Thin peptide hydrogel membranes suitable as scaffolds for engineering layered biostructures
W.Y. Seow, K. Kandasamy, K. Purnamawati, W. Sun, C.A.E. Hauser
Acta Biomaterialia, 2019
A short tetramer peptide, Ac-IVKC, spontaneously formed a hydrogel in water. Disulfide bonds were introduced via hydrogen peroxide (H2O2)-assisted oxidation, resulting in (Ac-IVKC)2 dimers.
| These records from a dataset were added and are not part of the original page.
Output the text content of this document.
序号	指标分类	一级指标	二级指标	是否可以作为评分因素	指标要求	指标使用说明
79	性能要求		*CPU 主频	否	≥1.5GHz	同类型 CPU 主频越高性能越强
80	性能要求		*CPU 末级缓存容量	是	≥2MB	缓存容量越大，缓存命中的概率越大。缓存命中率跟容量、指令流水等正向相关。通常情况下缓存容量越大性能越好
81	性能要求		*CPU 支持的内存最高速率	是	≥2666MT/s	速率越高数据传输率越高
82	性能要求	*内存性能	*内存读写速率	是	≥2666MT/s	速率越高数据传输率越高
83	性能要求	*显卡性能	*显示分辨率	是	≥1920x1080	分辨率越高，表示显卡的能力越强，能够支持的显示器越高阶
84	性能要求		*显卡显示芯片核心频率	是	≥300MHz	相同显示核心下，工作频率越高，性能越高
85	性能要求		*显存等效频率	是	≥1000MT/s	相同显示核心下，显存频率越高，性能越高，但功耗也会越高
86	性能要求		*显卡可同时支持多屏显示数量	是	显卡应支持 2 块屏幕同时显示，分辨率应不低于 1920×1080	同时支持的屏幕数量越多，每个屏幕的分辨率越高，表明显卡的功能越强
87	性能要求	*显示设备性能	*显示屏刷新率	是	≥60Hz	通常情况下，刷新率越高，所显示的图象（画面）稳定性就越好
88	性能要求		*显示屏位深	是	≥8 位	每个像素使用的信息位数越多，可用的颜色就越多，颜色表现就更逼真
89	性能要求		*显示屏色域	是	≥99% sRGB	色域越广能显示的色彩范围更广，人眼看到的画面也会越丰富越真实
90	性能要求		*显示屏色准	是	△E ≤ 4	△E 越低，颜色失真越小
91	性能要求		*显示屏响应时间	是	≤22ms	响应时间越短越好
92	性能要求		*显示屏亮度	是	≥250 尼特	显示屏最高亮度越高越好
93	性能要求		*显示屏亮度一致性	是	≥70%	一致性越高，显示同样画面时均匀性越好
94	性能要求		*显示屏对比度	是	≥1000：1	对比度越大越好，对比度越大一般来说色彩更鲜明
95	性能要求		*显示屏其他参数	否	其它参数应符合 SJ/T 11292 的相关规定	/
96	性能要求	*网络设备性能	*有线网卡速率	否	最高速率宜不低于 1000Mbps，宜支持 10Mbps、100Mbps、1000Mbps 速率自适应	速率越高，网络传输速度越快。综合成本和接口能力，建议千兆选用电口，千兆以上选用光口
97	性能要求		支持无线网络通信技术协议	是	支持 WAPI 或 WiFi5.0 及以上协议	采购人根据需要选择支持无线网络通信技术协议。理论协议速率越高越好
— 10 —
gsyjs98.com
The extent of disulfide bond formation and gel stiffness increased with the amount of H2O2 used and 100% dimerization was achieved with 0.2% H2O2. The resultant gel achieved an elastic modulus of ∼0.9 MPa, which to our knowledge, has not been reported for peptide-based hydrogels. The enhanced mechanical property enabled the fabrication of thin and transparent membranes. The hydrogel could also be handled with forceps at mm thickness, greatly increasing its ease of physical manipulation. Excess H2O2 was removed and the membrane was then infused with cell culture media. Various cells, including primary human corneal stromal and epithelial cells, were seeded onto the hydrogel membrane and demonstrated to remain viable. Depending on the intended application, specific cell combination or membrane stacking order could be used to engineer layered biostructures.